AS the Town Hall insists on counting through the night, presumably to ensure there is no shock to the international markets, the winners of these elections came into the light to see Camden at dawn.

It’s rather nice before the chaos of Camden High Street cranks up.

That said, the only place open is McDonald’s in Camden High Street so the victors, including the Town Hall leader Georgia Gould, headed there for celebratory hash browns at 6am on Friday.

Everybody had known before they had reached the counting hall seven hours earlier that Labour would be leading the borough again, and that their own elections were pretty much secure from the moment they saw the first papers out of the boxes.

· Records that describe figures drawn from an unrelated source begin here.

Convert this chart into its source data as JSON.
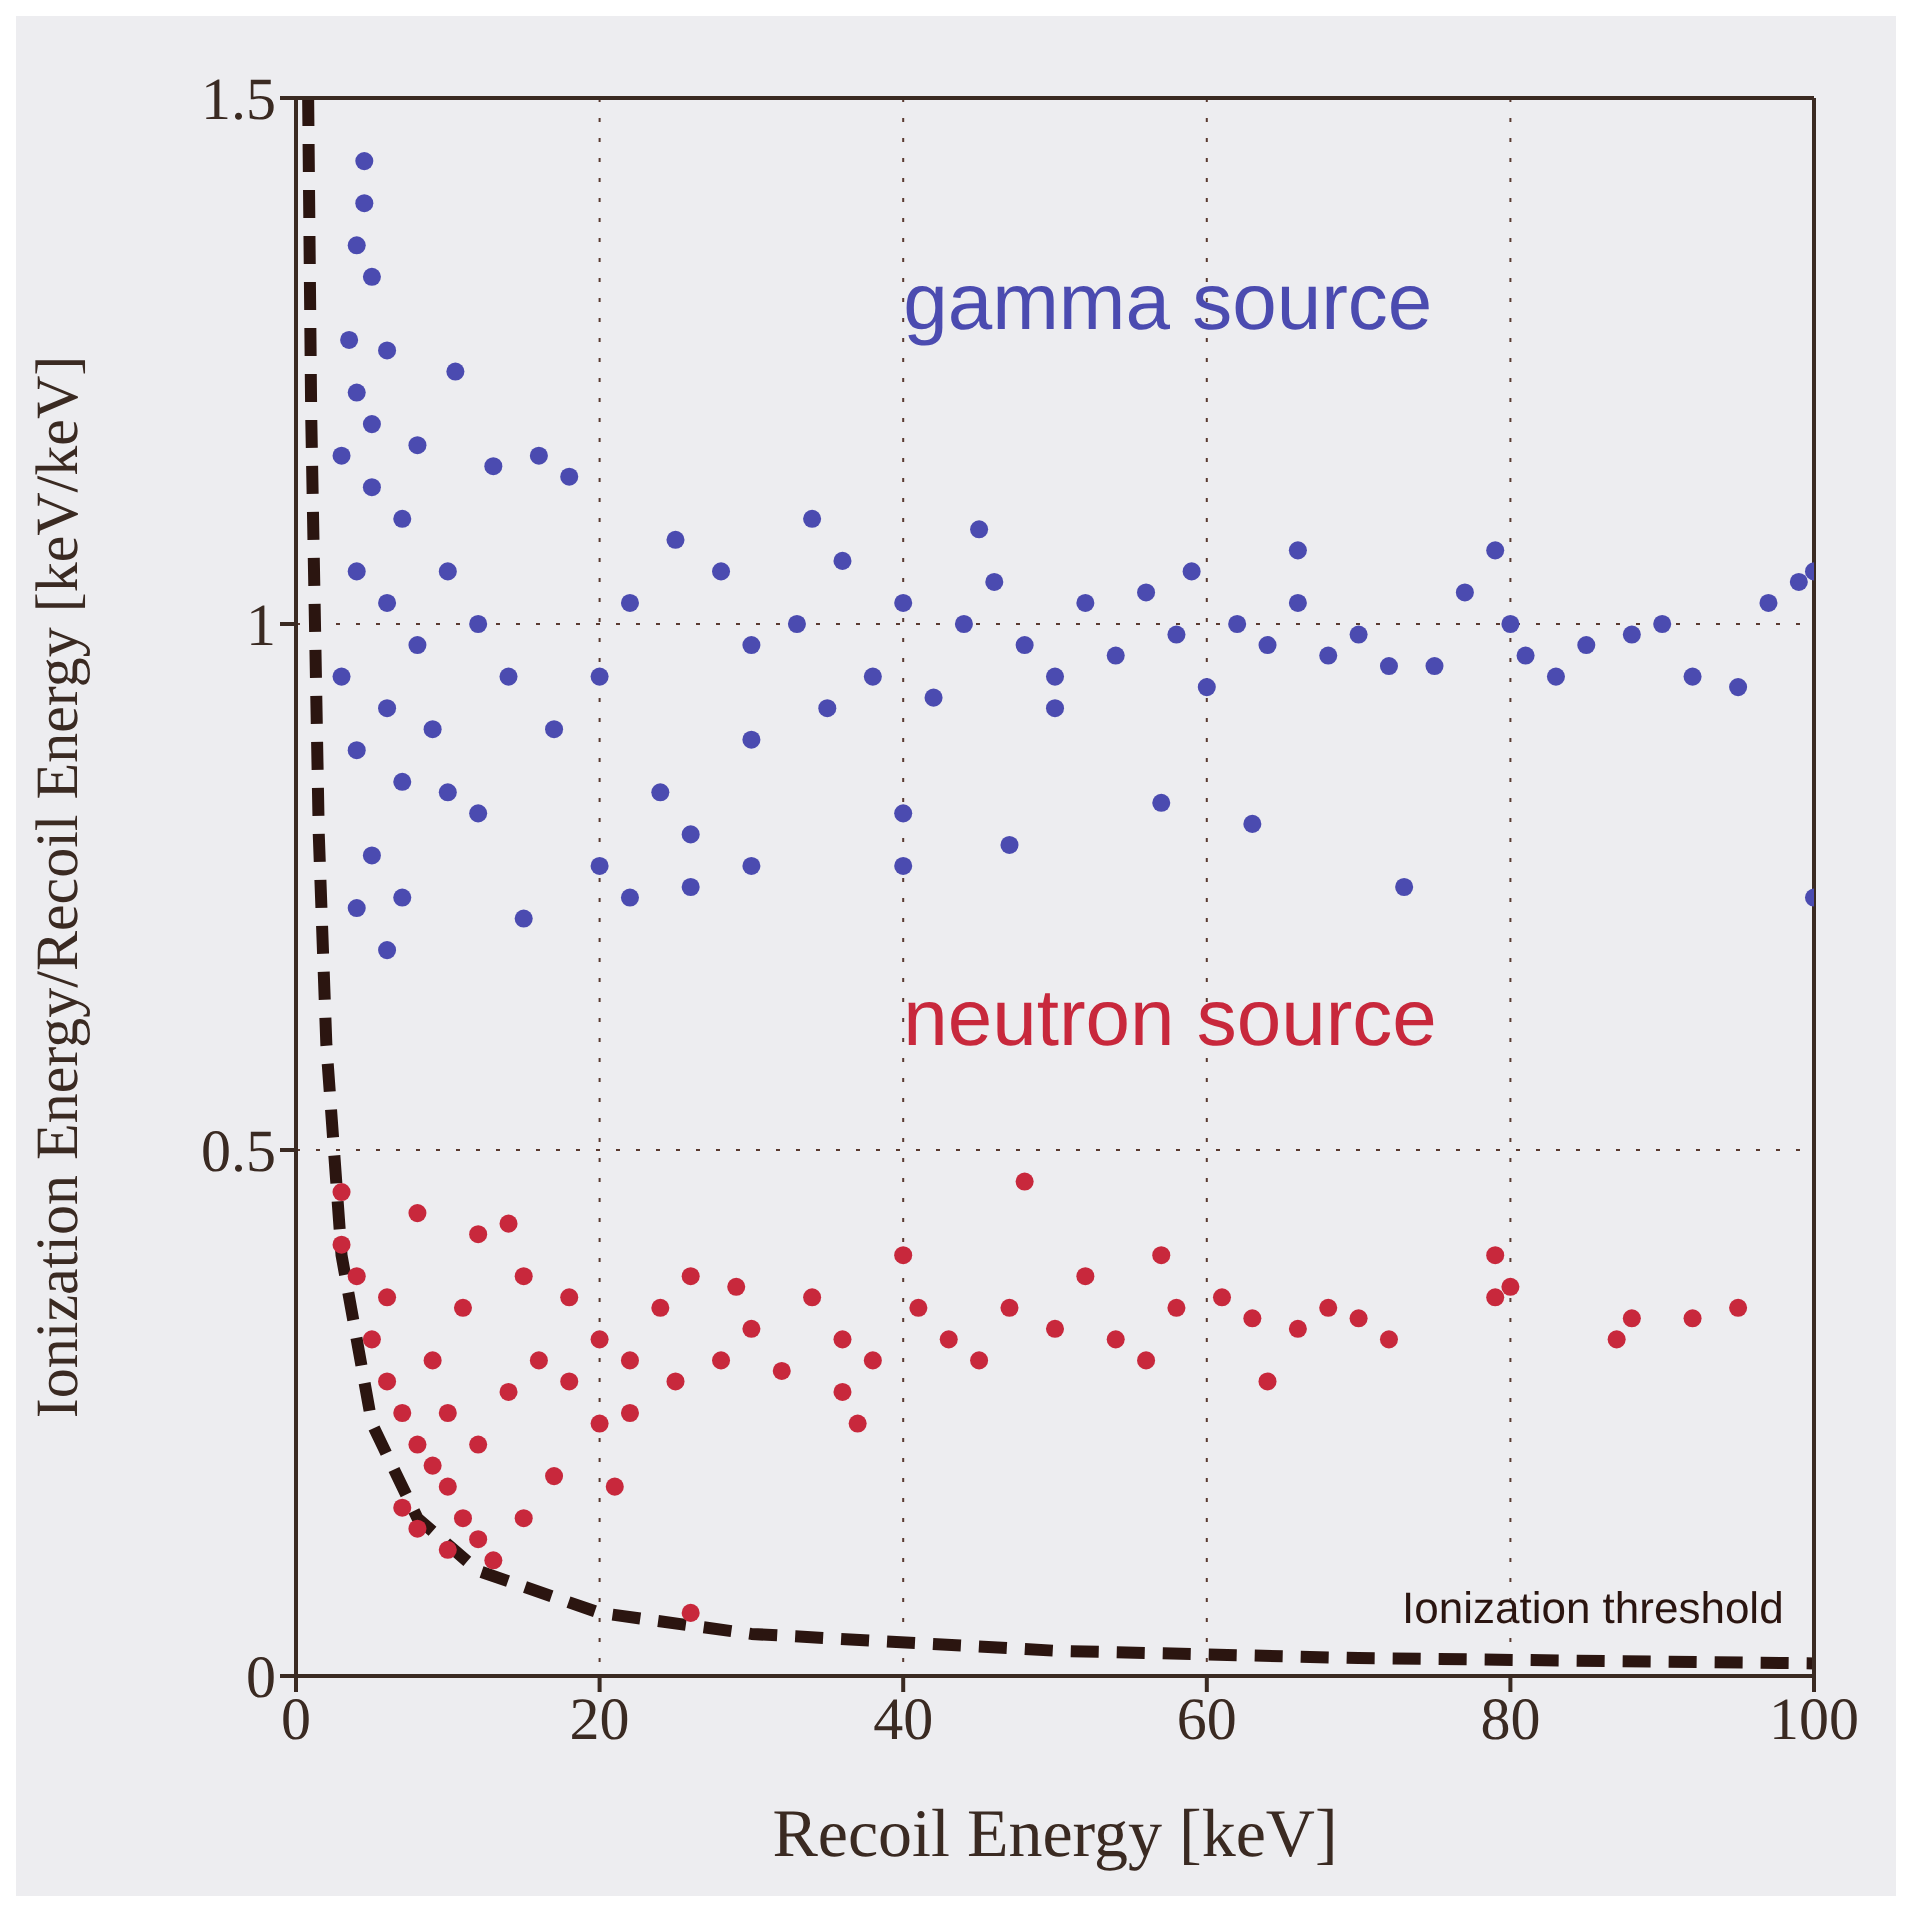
{
  "chart_data": {
    "type": "scatter",
    "xlabel": "Recoil Energy [keV]",
    "ylabel": "Ionization Energy/Recoil Energy [keV/keV]",
    "xlim": [
      0,
      100
    ],
    "xticks": [
      0,
      20,
      40,
      60,
      80,
      100
    ],
    "ylim": [
      0,
      1.5
    ],
    "yticks": [
      0,
      0.5,
      1,
      1.5
    ],
    "grid": true,
    "marker": "circle",
    "series": [
      {
        "name": "gamma source",
        "color": "#4b4bb0",
        "x": [
          4.5,
          4.5,
          4,
          5,
          3.5,
          6,
          4,
          5,
          10.5,
          8,
          3,
          5,
          7,
          13,
          16,
          18,
          4,
          6,
          8,
          10,
          12,
          14,
          9,
          6,
          3,
          4,
          7,
          10,
          12,
          5,
          7,
          6,
          4,
          15,
          20,
          22,
          26,
          26,
          24,
          30,
          17,
          20,
          22,
          25,
          28,
          30,
          33,
          36,
          38,
          40,
          42,
          44,
          46,
          48,
          50,
          52,
          54,
          56,
          58,
          60,
          62,
          64,
          66,
          68,
          70,
          72,
          75,
          77,
          79,
          80,
          81,
          83,
          85,
          88,
          90,
          92,
          95,
          97,
          99,
          100,
          100,
          73,
          40,
          40,
          47,
          57,
          63,
          34,
          45,
          59,
          66,
          30,
          50,
          35
        ],
        "values": [
          1.44,
          1.4,
          1.36,
          1.33,
          1.27,
          1.26,
          1.22,
          1.19,
          1.24,
          1.17,
          1.16,
          1.13,
          1.1,
          1.15,
          1.16,
          1.14,
          1.05,
          1.02,
          0.98,
          1.05,
          1,
          0.95,
          0.9,
          0.92,
          0.95,
          0.88,
          0.85,
          0.84,
          0.82,
          0.78,
          0.74,
          0.69,
          0.73,
          0.72,
          0.77,
          0.74,
          0.75,
          0.8,
          0.84,
          0.77,
          0.9,
          0.95,
          1.02,
          1.08,
          1.05,
          0.98,
          1,
          1.06,
          0.95,
          1.02,
          0.93,
          1,
          1.04,
          0.98,
          0.95,
          1.02,
          0.97,
          1.03,
          0.99,
          0.94,
          1,
          0.98,
          1.02,
          0.97,
          0.99,
          0.96,
          0.96,
          1.03,
          1.07,
          1,
          0.97,
          0.95,
          0.98,
          0.99,
          1,
          0.95,
          0.94,
          1.02,
          1.04,
          1.05,
          0.74,
          0.75,
          0.82,
          0.77,
          0.79,
          0.83,
          0.81,
          1.1,
          1.09,
          1.05,
          1.07,
          0.89,
          0.92,
          0.92
        ]
      },
      {
        "name": "neutron source",
        "color": "#c8283c",
        "x": [
          3,
          3,
          4,
          5,
          6,
          7,
          8,
          9,
          10,
          11,
          12,
          8,
          7,
          10,
          13,
          9,
          11,
          12,
          8,
          14,
          15,
          6,
          10,
          12,
          14,
          16,
          18,
          20,
          22,
          24,
          25,
          28,
          30,
          32,
          34,
          36,
          38,
          15,
          17,
          20,
          22,
          26,
          21,
          40,
          41,
          43,
          45,
          47,
          48,
          50,
          52,
          54,
          56,
          57,
          58,
          61,
          63,
          64,
          66,
          68,
          70,
          72,
          79,
          79,
          80,
          87,
          88,
          92,
          95,
          18,
          26,
          29,
          36,
          37
        ],
        "values": [
          0.41,
          0.46,
          0.38,
          0.32,
          0.28,
          0.25,
          0.22,
          0.2,
          0.18,
          0.15,
          0.13,
          0.14,
          0.16,
          0.12,
          0.11,
          0.3,
          0.35,
          0.42,
          0.44,
          0.43,
          0.38,
          0.36,
          0.25,
          0.22,
          0.27,
          0.3,
          0.28,
          0.32,
          0.3,
          0.35,
          0.28,
          0.3,
          0.33,
          0.29,
          0.36,
          0.32,
          0.3,
          0.15,
          0.19,
          0.24,
          0.25,
          0.06,
          0.18,
          0.4,
          0.35,
          0.32,
          0.3,
          0.35,
          0.47,
          0.33,
          0.38,
          0.32,
          0.3,
          0.4,
          0.35,
          0.36,
          0.34,
          0.28,
          0.33,
          0.35,
          0.34,
          0.32,
          0.36,
          0.4,
          0.37,
          0.32,
          0.34,
          0.34,
          0.35,
          0.36,
          0.38,
          0.37,
          0.27,
          0.24
        ]
      },
      {
        "name": "Ionization threshold",
        "type": "line",
        "color": "#2b1510",
        "line_style": "dashed",
        "marker": "none",
        "x": [
          0.8,
          1,
          1.5,
          2,
          3,
          5,
          8,
          12,
          20,
          30,
          50,
          70,
          100
        ],
        "values": [
          1.5,
          1.2,
          0.8,
          0.6,
          0.4,
          0.24,
          0.15,
          0.1,
          0.06,
          0.04,
          0.024,
          0.017,
          0.012
        ]
      }
    ]
  }
}
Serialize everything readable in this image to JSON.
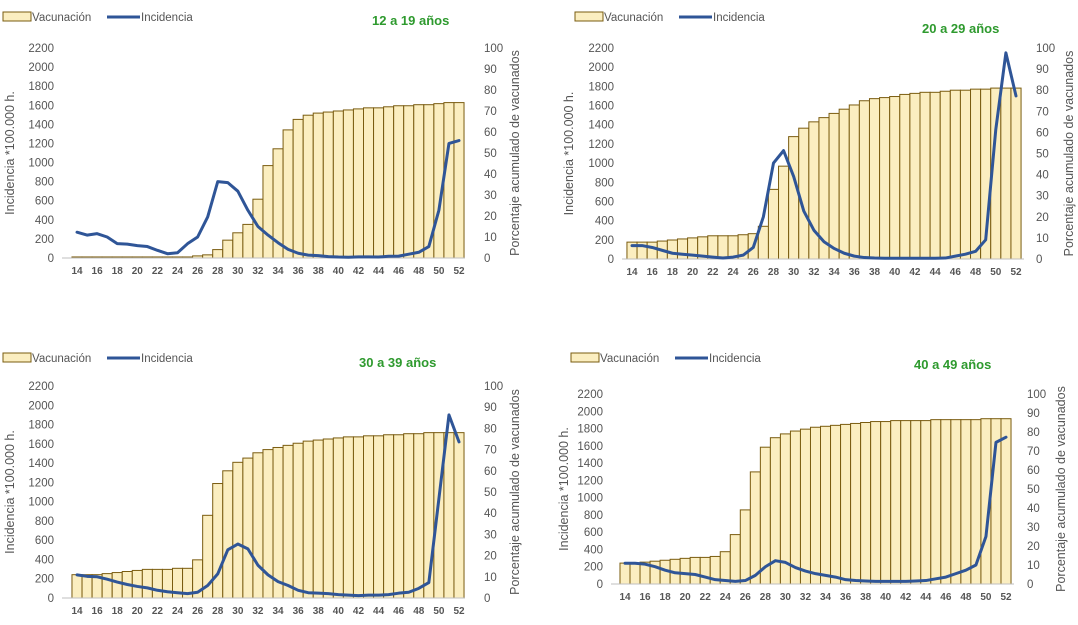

The defeat of Oliver Cooper, their panto villain for so long, and the election of Adrian Cohen had been unscripted talking points though.

None of them seemed to mind that you could win one of the hardest (for Labour) wards in the borough by hardly lifting a finger.

It must after all be a little tiring to spend weeks, months, knocking on doors and collecting canvas data, only to be told that they could have put a red rosette on a Sausage Egg McMuffin and still have won.

A treat for the winners

Nothing had been left to chance, from the candidate selection process which caused so many headlines to the polling day operation where the smaller parties got swallowed up in the areas where they hoped they could challenge for more.

An hour from the close of play, the cabinet councillor Danny Beales – who knows? perhaps a future leader of the council – could still be found in his khaki shorts squeaking every last vote out of the hillier roads of Fortune Green. Not a moment is lost.

You might wonder why such lengths are gone to – Labour will be able to do whatever they want with 47 councillors as much as they would have been able to with 40.

But there is no room for complacency in what has become known by the national press as simply “Sir Keir’s backyard”.

Whenever the smallest thing goes wrong, there is now this added risk.

Journalists love to drift in, half understand a story – perhaps a row at a CLP meetings – and then get an easy social media hit by suggesting something controversial is happening… in Keir’s backyard.

But not at this locked-up election, no put down your pens – NO seats were lost in Keir’s backyard.